Andrew Weiser, the Norwegian member of the group, is also looking curiously out of the window. He has said little and looks if anything even more undistinguished than Johnny. He is around thirty, tallish, with short blond hair and blue eyes, and he introduced himself as a history student at the University of Bergen when he met the other operatives at Heathrow Airport early this morning.
Eddie Davis more than makes up for the quietness of his neighbours. He is a larger-than-life personality, chunkily built although small in height, and with a booming laugh which has had frequent exercise thanks to the stream of jokes with which he has regaled his companions. In his mid-twenties, with close-cropped brown hair, he wears outdoor gear like Johnny. "How are we going to catch the rugby results out here?" he wonders ruefully, his West Yorkshire accent strong, staring down at the smear on the horizon that is Cairo.
The last member of the group is Micky Thomas, who has said barely a word since the meeting. He is small and slim, with a wiry build, dressed in jeans and a leather jacket. He is in his early thirties, with mousy brown hair of medium length. "Would you please fasten your seatbelt now, please, sir," says the stewardess to him, and he sighs in mock annoyance before doing so, as the plane starts its steady descent towards Cairo.
The Hilton is virtually empty, and its staff wear the worried looks of men and women whose jobs are under threat. The SITU operatives are fallen upon by bellboys, porters and chambermaids anxious to escort them to their rooms, which are all along the same corridor. Clearly the recent upsurge in terrorist action has severely damaged the tourist trade here. The accommodation, while not palatial, is far better than anything most of the group are used to, and a certain amount of time marvelling at the contents of the mini-bar is only to be expected.

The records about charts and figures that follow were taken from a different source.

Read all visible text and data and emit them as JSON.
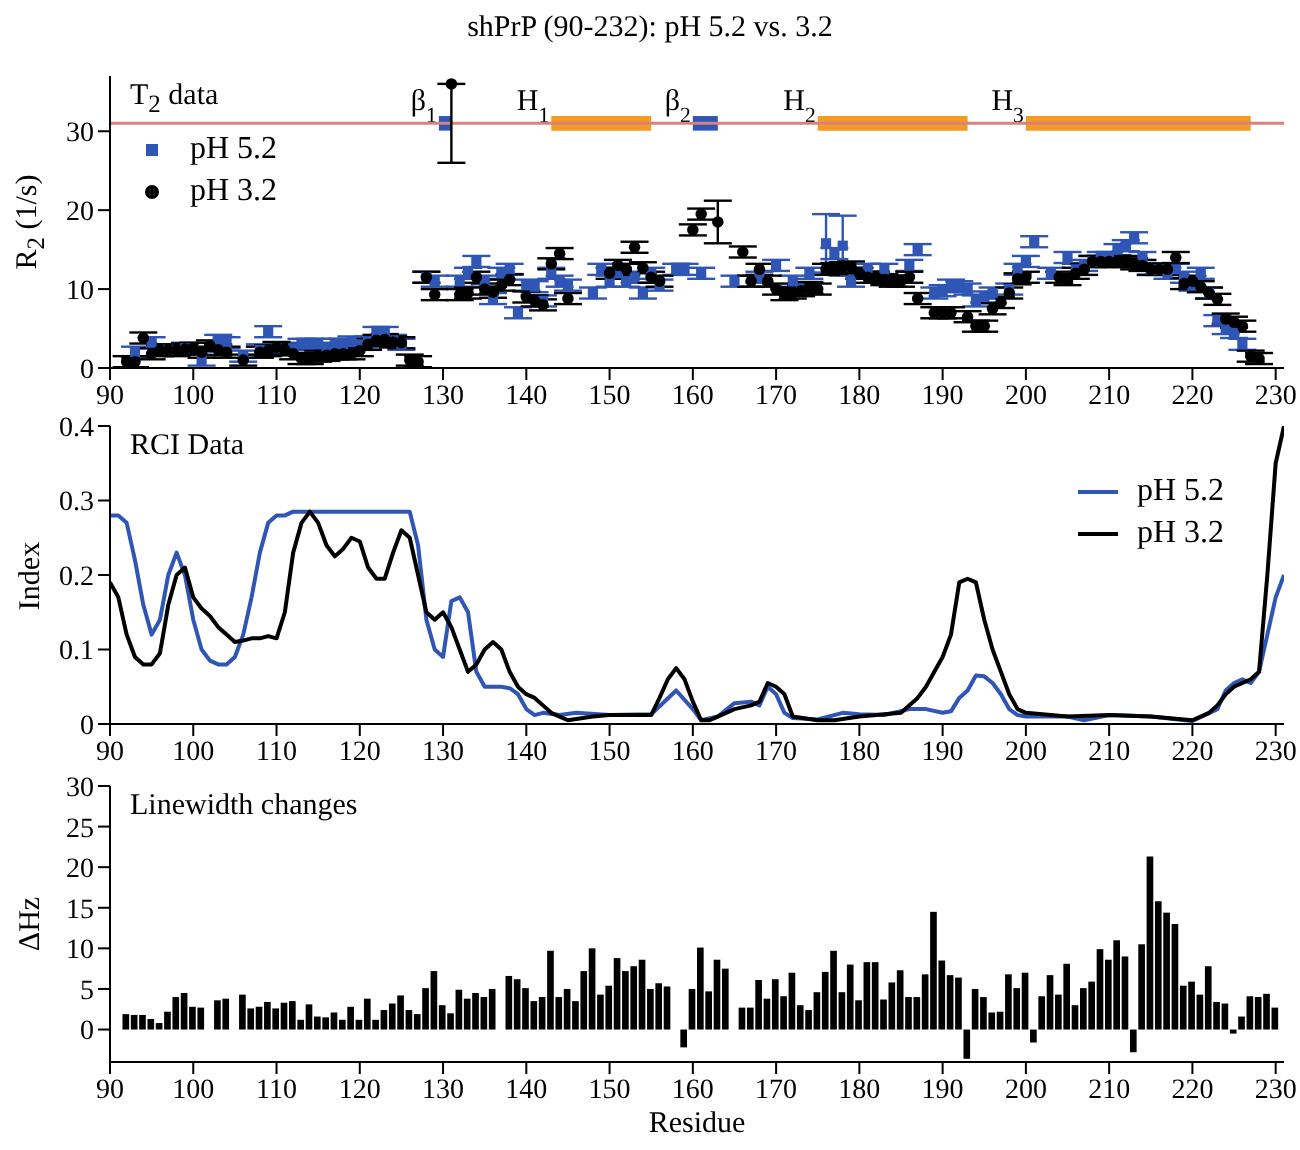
{
  "chart_data": [
    {
      "type": "scatter",
      "title": "shPrP (90-232): pH 5.2 vs. 3.2",
      "ylabel": "R$_{2}$ (1/s)",
      "annotations": [
        "T$_{2}$ data"
      ],
      "xlim": [
        90,
        231
      ],
      "xticks": [
        90,
        100,
        110,
        120,
        130,
        140,
        150,
        160,
        170,
        180,
        190,
        200,
        210,
        220,
        230
      ],
      "ylim": [
        0,
        37
      ],
      "yticks": [
        0,
        10,
        20,
        30
      ],
      "legend": "top left",
      "ref_lines": [
        {
          "axis": "y",
          "value": 31,
          "color": "#d98080"
        }
      ],
      "bands": [
        {
          "axis": "x",
          "from": 129.5,
          "to": 131,
          "label": "β$_{1}$",
          "color": "#2f55b5"
        },
        {
          "axis": "x",
          "from": 143,
          "to": 155,
          "label": "H$_{1}$",
          "color": "#f59a23"
        },
        {
          "axis": "x",
          "from": 160,
          "to": 163,
          "label": "β$_{2}$",
          "color": "#2f55b5"
        },
        {
          "axis": "x",
          "from": 175,
          "to": 193,
          "label": "H$_{2}$",
          "color": "#f59a23"
        },
        {
          "axis": "x",
          "from": 200,
          "to": 227,
          "label": "H$_{3}$",
          "color": "#f59a23"
        }
      ],
      "series": [
        {
          "name": "pH 5.2",
          "color": "#2f55b5",
          "marker": "square",
          "x": [
            93,
            95,
            97,
            99,
            101,
            103,
            104,
            106,
            108,
            109,
            110,
            112,
            113,
            114,
            115,
            116,
            117,
            118,
            119,
            120,
            121,
            122,
            123,
            124,
            125,
            128,
            129,
            132,
            133,
            134,
            135,
            136,
            137,
            138,
            139,
            140,
            141,
            142,
            143,
            144,
            145,
            148,
            149,
            150,
            151,
            152,
            153,
            154,
            155,
            156,
            158,
            159,
            161,
            165,
            168,
            170,
            172,
            173,
            174,
            176,
            177,
            178,
            179,
            180,
            181,
            183,
            186,
            187,
            189,
            190,
            191,
            192,
            193,
            194,
            195,
            196,
            198,
            199,
            200,
            201,
            203,
            205,
            206,
            207,
            208,
            209,
            210,
            211,
            212,
            213,
            214,
            215,
            216,
            217,
            218,
            219,
            220,
            221,
            222,
            223,
            224,
            225,
            226
          ],
          "values": [
            2.0,
            3.2,
            2.3,
            2.5,
            1.0,
            3.5,
            3.2,
            1.5,
            2.3,
            4.6,
            2.5,
            2.5,
            3.0,
            3.0,
            3.0,
            2.5,
            3.0,
            3.0,
            3.3,
            3.0,
            3.3,
            4.5,
            4.5,
            3.5,
            3.0,
            11.5,
            11.0,
            11.0,
            12.0,
            13.5,
            11.0,
            8.8,
            12.0,
            12.5,
            7.0,
            10.5,
            10.3,
            8.5,
            12.0,
            11.0,
            10.5,
            9.5,
            12.5,
            11.0,
            12.0,
            11.0,
            11.5,
            9.5,
            12.0,
            10.5,
            12.5,
            12.5,
            12.0,
            11.0,
            11.5,
            13.0,
            11.0,
            10.0,
            12.0,
            15.8,
            14.5,
            15.5,
            11.0,
            12.0,
            12.5,
            12.5,
            13.0,
            15.0,
            9.5,
            9.8,
            10.5,
            10.3,
            10.0,
            8.5,
            9.0,
            9.5,
            10.0,
            12.5,
            13.5,
            16.0,
            12.0,
            14.0,
            12.5,
            13.0,
            13.5,
            14.0,
            14.0,
            15.0,
            15.5,
            16.5,
            14.0,
            12.5,
            12.5,
            12.0,
            12.5,
            11.5,
            10.5,
            12.0,
            9.5,
            6.0,
            5.0,
            4.5,
            3.0
          ],
          "errors": [
            0.7,
            0.7,
            0.7,
            0.7,
            0.7,
            0.7,
            0.7,
            0.7,
            0.7,
            0.7,
            0.7,
            0.7,
            0.7,
            0.7,
            0.7,
            0.7,
            0.7,
            0.7,
            0.7,
            0.7,
            0.7,
            0.7,
            0.7,
            0.7,
            0.7,
            0.7,
            0.7,
            0.7,
            0.7,
            0.7,
            0.7,
            0.7,
            0.7,
            0.7,
            0.7,
            0.7,
            0.7,
            0.7,
            0.7,
            0.7,
            0.7,
            0.7,
            0.7,
            0.7,
            0.7,
            0.7,
            0.7,
            0.7,
            0.7,
            0.7,
            0.7,
            0.7,
            0.7,
            0.7,
            0.7,
            0.7,
            0.7,
            0.7,
            0.7,
            3.7,
            0.7,
            3.8,
            0.7,
            0.7,
            0.7,
            0.7,
            0.7,
            0.7,
            0.7,
            0.7,
            0.7,
            0.7,
            0.7,
            0.7,
            0.7,
            0.7,
            0.7,
            0.7,
            0.7,
            0.7,
            0.7,
            0.7,
            0.7,
            0.7,
            0.7,
            0.7,
            0.7,
            0.7,
            0.7,
            0.7,
            0.7,
            0.7,
            0.7,
            0.7,
            0.7,
            0.7,
            0.7,
            0.7,
            0.7,
            0.7,
            0.7,
            0.7,
            0.7
          ]
        },
        {
          "name": "pH 3.2",
          "color": "#000000",
          "marker": "circle",
          "x": [
            92,
            93,
            94,
            95,
            96,
            97,
            98,
            99,
            100,
            101,
            102,
            103,
            104,
            106,
            108,
            109,
            110,
            111,
            112,
            113,
            114,
            115,
            116,
            117,
            118,
            119,
            120,
            121,
            122,
            123,
            124,
            125,
            126,
            127,
            128,
            129,
            131,
            132,
            133,
            134,
            135,
            136,
            137,
            138,
            140,
            141,
            142,
            143,
            144,
            145,
            150,
            151,
            152,
            153,
            154,
            155,
            156,
            160,
            161,
            163,
            166,
            167,
            168,
            169,
            170,
            171,
            172,
            173,
            174,
            175,
            176,
            177,
            178,
            179,
            180,
            181,
            182,
            183,
            184,
            185,
            186,
            187,
            189,
            190,
            191,
            193,
            194,
            195,
            196,
            197,
            198,
            199,
            200,
            204,
            205,
            206,
            207,
            208,
            209,
            210,
            211,
            212,
            213,
            214,
            215,
            216,
            217,
            218,
            219,
            220,
            221,
            222,
            223,
            224,
            225,
            226,
            227,
            228
          ],
          "values": [
            0.8,
            0.8,
            3.8,
            1.8,
            2.2,
            2.3,
            2.2,
            2.4,
            2.5,
            2.0,
            2.8,
            2.3,
            2.0,
            1.0,
            2.0,
            2.2,
            2.6,
            2.3,
            1.8,
            1.2,
            1.2,
            1.5,
            1.6,
            1.8,
            1.8,
            1.8,
            2.2,
            3.0,
            3.5,
            3.6,
            3.3,
            3.2,
            1.0,
            0.8,
            11.5,
            9.3,
            36,
            9.3,
            9.5,
            11.5,
            10.0,
            9.6,
            10.5,
            11.2,
            9.0,
            8.5,
            8.0,
            13.2,
            14.5,
            8.8,
            12.0,
            13.0,
            12.5,
            15.3,
            12.7,
            11.5,
            11.0,
            17.5,
            19.5,
            18.5,
            14.7,
            11.0,
            12.5,
            11.0,
            10.0,
            9.3,
            9.5,
            9.8,
            10.2,
            10.0,
            12.5,
            12.6,
            12.7,
            12.8,
            12.0,
            11.5,
            11.5,
            11.2,
            11.0,
            11.0,
            11.5,
            8.8,
            7.0,
            7.0,
            7.0,
            6.5,
            5.3,
            5.3,
            7.5,
            8.3,
            9.5,
            11.3,
            11.5,
            11.5,
            11.2,
            12.0,
            12.5,
            13.5,
            13.5,
            13.5,
            13.5,
            13.5,
            13.2,
            13.0,
            12.5,
            12.5,
            12.5,
            14.0,
            10.7,
            11.0,
            10.3,
            9.5,
            8.7,
            6.2,
            5.8,
            5.3,
            1.5,
            1.2
          ],
          "errors": [
            0.7,
            0.7,
            0.7,
            0.7,
            0.7,
            0.7,
            0.7,
            0.7,
            0.7,
            0.7,
            0.7,
            0.7,
            0.7,
            0.7,
            0.7,
            0.7,
            0.7,
            0.7,
            0.7,
            0.7,
            0.7,
            0.7,
            0.7,
            0.7,
            0.7,
            0.7,
            0.7,
            0.7,
            0.7,
            0.7,
            0.7,
            0.7,
            0.7,
            0.7,
            0.7,
            0.7,
            [
              26,
              36
            ],
            0.7,
            0.7,
            0.7,
            0.7,
            0.7,
            0.7,
            0.7,
            0.7,
            0.7,
            0.7,
            0.7,
            0.7,
            0.7,
            0.7,
            0.7,
            0.7,
            0.7,
            0.7,
            0.7,
            0.7,
            0.7,
            0.7,
            2.7,
            0.7,
            0.7,
            0.7,
            0.7,
            0.7,
            0.7,
            0.7,
            0.7,
            0.7,
            0.7,
            0.7,
            0.7,
            0.7,
            0.7,
            0.7,
            0.7,
            0.7,
            0.7,
            0.7,
            0.7,
            0.7,
            0.7,
            0.7,
            0.7,
            0.7,
            0.7,
            0.7,
            0.7,
            0.7,
            0.7,
            0.7,
            0.7,
            0.7,
            0.7,
            0.7,
            0.7,
            0.7,
            0.7,
            0.7,
            0.7,
            0.7,
            0.7,
            0.7,
            0.7,
            0.7,
            0.7,
            0.7,
            0.7,
            0.7,
            0.7,
            0.7,
            0.7,
            0.7,
            0.7,
            0.7,
            0.7,
            0.7,
            0.7
          ]
        }
      ]
    },
    {
      "type": "line",
      "ylabel": "Index",
      "annotations": [
        "RCI Data"
      ],
      "xlim": [
        90,
        231
      ],
      "xticks": [
        90,
        100,
        110,
        120,
        130,
        140,
        150,
        160,
        170,
        180,
        190,
        200,
        210,
        220,
        230
      ],
      "ylim": [
        0,
        0.4
      ],
      "yticks": [
        0,
        0.1,
        0.2,
        0.3,
        0.4
      ],
      "legend": "top right",
      "series": [
        {
          "name": "pH 5.2",
          "color": "#2f55b5",
          "x": [
            90,
            91,
            92,
            93,
            94,
            95,
            96,
            97,
            98,
            99,
            100,
            101,
            102,
            103,
            104,
            105,
            106,
            107,
            108,
            109,
            110,
            111,
            112,
            126,
            127,
            128,
            129,
            130,
            131,
            132,
            133,
            134,
            135,
            136,
            137,
            138,
            139,
            140,
            141,
            142,
            144,
            146,
            150,
            155,
            158,
            160,
            161,
            163,
            165,
            167,
            168,
            169,
            170,
            171,
            172,
            175,
            178,
            180,
            183,
            186,
            188,
            190,
            191,
            192,
            193,
            194,
            195,
            196,
            197,
            198,
            199,
            200,
            205,
            207,
            210,
            215,
            220,
            223,
            224,
            225,
            226,
            227,
            228,
            229,
            230,
            231
          ],
          "values": [
            0.28,
            0.28,
            0.27,
            0.22,
            0.16,
            0.12,
            0.14,
            0.2,
            0.23,
            0.2,
            0.14,
            0.1,
            0.085,
            0.08,
            0.08,
            0.09,
            0.12,
            0.17,
            0.23,
            0.27,
            0.28,
            0.28,
            0.285,
            0.285,
            0.24,
            0.14,
            0.1,
            0.09,
            0.165,
            0.17,
            0.15,
            0.07,
            0.05,
            0.05,
            0.05,
            0.048,
            0.04,
            0.02,
            0.012,
            0.015,
            0.012,
            0.015,
            0.012,
            0.013,
            0.045,
            0.02,
            0.005,
            0.01,
            0.028,
            0.03,
            0.025,
            0.05,
            0.04,
            0.015,
            0.008,
            0.006,
            0.015,
            0.013,
            0.012,
            0.02,
            0.02,
            0.015,
            0.017,
            0.035,
            0.045,
            0.065,
            0.064,
            0.055,
            0.04,
            0.02,
            0.012,
            0.01,
            0.01,
            0.005,
            0.012,
            0.01,
            0.004,
            0.02,
            0.045,
            0.055,
            0.06,
            0.055,
            0.07,
            0.12,
            0.17,
            0.2
          ]
        },
        {
          "name": "pH 3.2",
          "color": "#000000",
          "x": [
            90,
            91,
            92,
            93,
            94,
            95,
            96,
            97,
            98,
            99,
            100,
            101,
            102,
            103,
            104,
            105,
            106,
            107,
            108,
            109,
            110,
            111,
            112,
            113,
            114,
            115,
            116,
            117,
            118,
            119,
            120,
            121,
            122,
            123,
            124,
            125,
            126,
            127,
            128,
            129,
            130,
            131,
            132,
            133,
            134,
            135,
            136,
            137,
            138,
            139,
            140,
            141,
            142,
            143,
            144,
            145,
            148,
            150,
            155,
            156,
            157,
            158,
            159,
            160,
            161,
            162,
            163,
            165,
            167,
            168,
            169,
            170,
            171,
            172,
            175,
            177,
            180,
            185,
            187,
            188,
            189,
            190,
            191,
            192,
            193,
            194,
            195,
            196,
            197,
            198,
            199,
            200,
            205,
            210,
            215,
            220,
            222,
            223,
            224,
            225,
            226,
            227,
            228,
            229,
            230,
            231
          ],
          "values": [
            0.19,
            0.17,
            0.12,
            0.09,
            0.08,
            0.08,
            0.095,
            0.16,
            0.2,
            0.21,
            0.17,
            0.155,
            0.145,
            0.13,
            0.12,
            0.11,
            0.112,
            0.115,
            0.115,
            0.118,
            0.115,
            0.15,
            0.23,
            0.27,
            0.285,
            0.27,
            0.24,
            0.225,
            0.235,
            0.25,
            0.245,
            0.21,
            0.195,
            0.195,
            0.23,
            0.26,
            0.25,
            0.2,
            0.15,
            0.14,
            0.15,
            0.13,
            0.1,
            0.07,
            0.08,
            0.1,
            0.11,
            0.1,
            0.07,
            0.05,
            0.04,
            0.035,
            0.025,
            0.015,
            0.01,
            0.005,
            0.01,
            0.012,
            0.012,
            0.035,
            0.06,
            0.075,
            0.06,
            0.03,
            0.005,
            0.005,
            0.01,
            0.02,
            0.025,
            0.03,
            0.055,
            0.05,
            0.04,
            0.01,
            0.005,
            0.005,
            0.01,
            0.015,
            0.035,
            0.05,
            0.07,
            0.09,
            0.12,
            0.19,
            0.195,
            0.19,
            0.14,
            0.1,
            0.07,
            0.04,
            0.02,
            0.015,
            0.01,
            0.012,
            0.01,
            0.005,
            0.015,
            0.025,
            0.04,
            0.05,
            0.055,
            0.06,
            0.07,
            0.2,
            0.35,
            0.4
          ]
        }
      ]
    },
    {
      "type": "bar",
      "ylabel": "ΔHz",
      "xlabel": "Residue",
      "annotations": [
        "Linewidth changes"
      ],
      "xlim": [
        90,
        231
      ],
      "xticks": [
        90,
        100,
        110,
        120,
        130,
        140,
        150,
        160,
        170,
        180,
        190,
        200,
        210,
        220,
        230
      ],
      "ylim": [
        -4,
        30
      ],
      "yticks": [
        0,
        5,
        10,
        15,
        20,
        25,
        30
      ],
      "color": "#000000",
      "x": [
        92,
        93,
        94,
        95,
        96,
        97,
        98,
        99,
        100,
        101,
        102,
        103,
        104,
        105,
        106,
        107,
        108,
        109,
        110,
        111,
        112,
        113,
        114,
        115,
        116,
        117,
        118,
        119,
        120,
        121,
        122,
        123,
        124,
        125,
        126,
        127,
        128,
        129,
        130,
        131,
        132,
        133,
        134,
        135,
        136,
        137,
        138,
        139,
        140,
        141,
        142,
        143,
        144,
        145,
        146,
        147,
        148,
        149,
        150,
        151,
        152,
        153,
        154,
        155,
        156,
        157,
        158,
        159,
        160,
        161,
        162,
        163,
        164,
        165,
        166,
        167,
        168,
        169,
        170,
        171,
        172,
        173,
        174,
        175,
        176,
        177,
        178,
        179,
        180,
        181,
        182,
        183,
        184,
        185,
        186,
        187,
        188,
        189,
        190,
        191,
        192,
        193,
        194,
        195,
        196,
        197,
        198,
        199,
        200,
        201,
        202,
        203,
        204,
        205,
        206,
        207,
        208,
        209,
        210,
        211,
        212,
        213,
        214,
        215,
        216,
        217,
        218,
        219,
        220,
        221,
        222,
        223,
        224,
        225,
        226,
        227,
        228,
        229,
        230
      ],
      "values": [
        1.9,
        1.8,
        1.8,
        1.3,
        0.8,
        2.2,
        4.0,
        4.5,
        2.8,
        2.7,
        0,
        3.6,
        3.8,
        0,
        4.3,
        2.6,
        2.8,
        3.4,
        2.6,
        3.3,
        3.5,
        1.2,
        3.1,
        1.6,
        1.5,
        2.1,
        1.2,
        2.8,
        1.2,
        3.8,
        1.2,
        2.4,
        3.2,
        4.2,
        2.4,
        1.9,
        5.1,
        7.2,
        3.0,
        2.0,
        4.9,
        3.8,
        4.5,
        4.0,
        5.0,
        0,
        6.6,
        6.2,
        5.1,
        3.5,
        4.0,
        9.7,
        4.0,
        5.0,
        3.5,
        7.2,
        10.0,
        4.3,
        5.4,
        8.8,
        7.2,
        7.8,
        8.6,
        5.0,
        5.7,
        5.3,
        0,
        -2.2,
        5.0,
        10.1,
        4.7,
        8.6,
        7.5,
        0,
        2.7,
        2.7,
        6.1,
        3.8,
        6.2,
        4.1,
        7.0,
        3.0,
        2.4,
        4.6,
        7.1,
        9.7,
        4.6,
        8.0,
        3.6,
        8.3,
        8.3,
        3.7,
        5.8,
        7.3,
        4.0,
        4.0,
        6.8,
        14.5,
        8.5,
        6.7,
        6.4,
        -3.6,
        5.0,
        4.0,
        2.1,
        2.2,
        6.8,
        5.1,
        7.0,
        -1.6,
        4.1,
        6.7,
        4.3,
        8.1,
        3.0,
        5.1,
        5.9,
        9.9,
        8.6,
        11.0,
        9.0,
        -2.8,
        10.5,
        21.3,
        15.8,
        14.4,
        13.0,
        5.4,
        5.9,
        4.3,
        7.8,
        3.4,
        3.2,
        -0.5,
        1.6,
        4.1,
        4.0,
        4.4,
        2.7
      ]
    }
  ]
}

It is early afternoon by the time they congregate in the bar.
"How should we go about tackling this investigation?" asks Celestina, once everyone is settled.
All eyes turn to John, who as an archaeologist himself might be expected to take a lead. "Well, I suppose it would be polite to introduce ourselves to Professor Bird as soon as possible. The question is merely whether we should all head down to the site now – it's about fifteen minutes' drive from here – or should we split up, and some of us concentrate on other avenues of investigation?"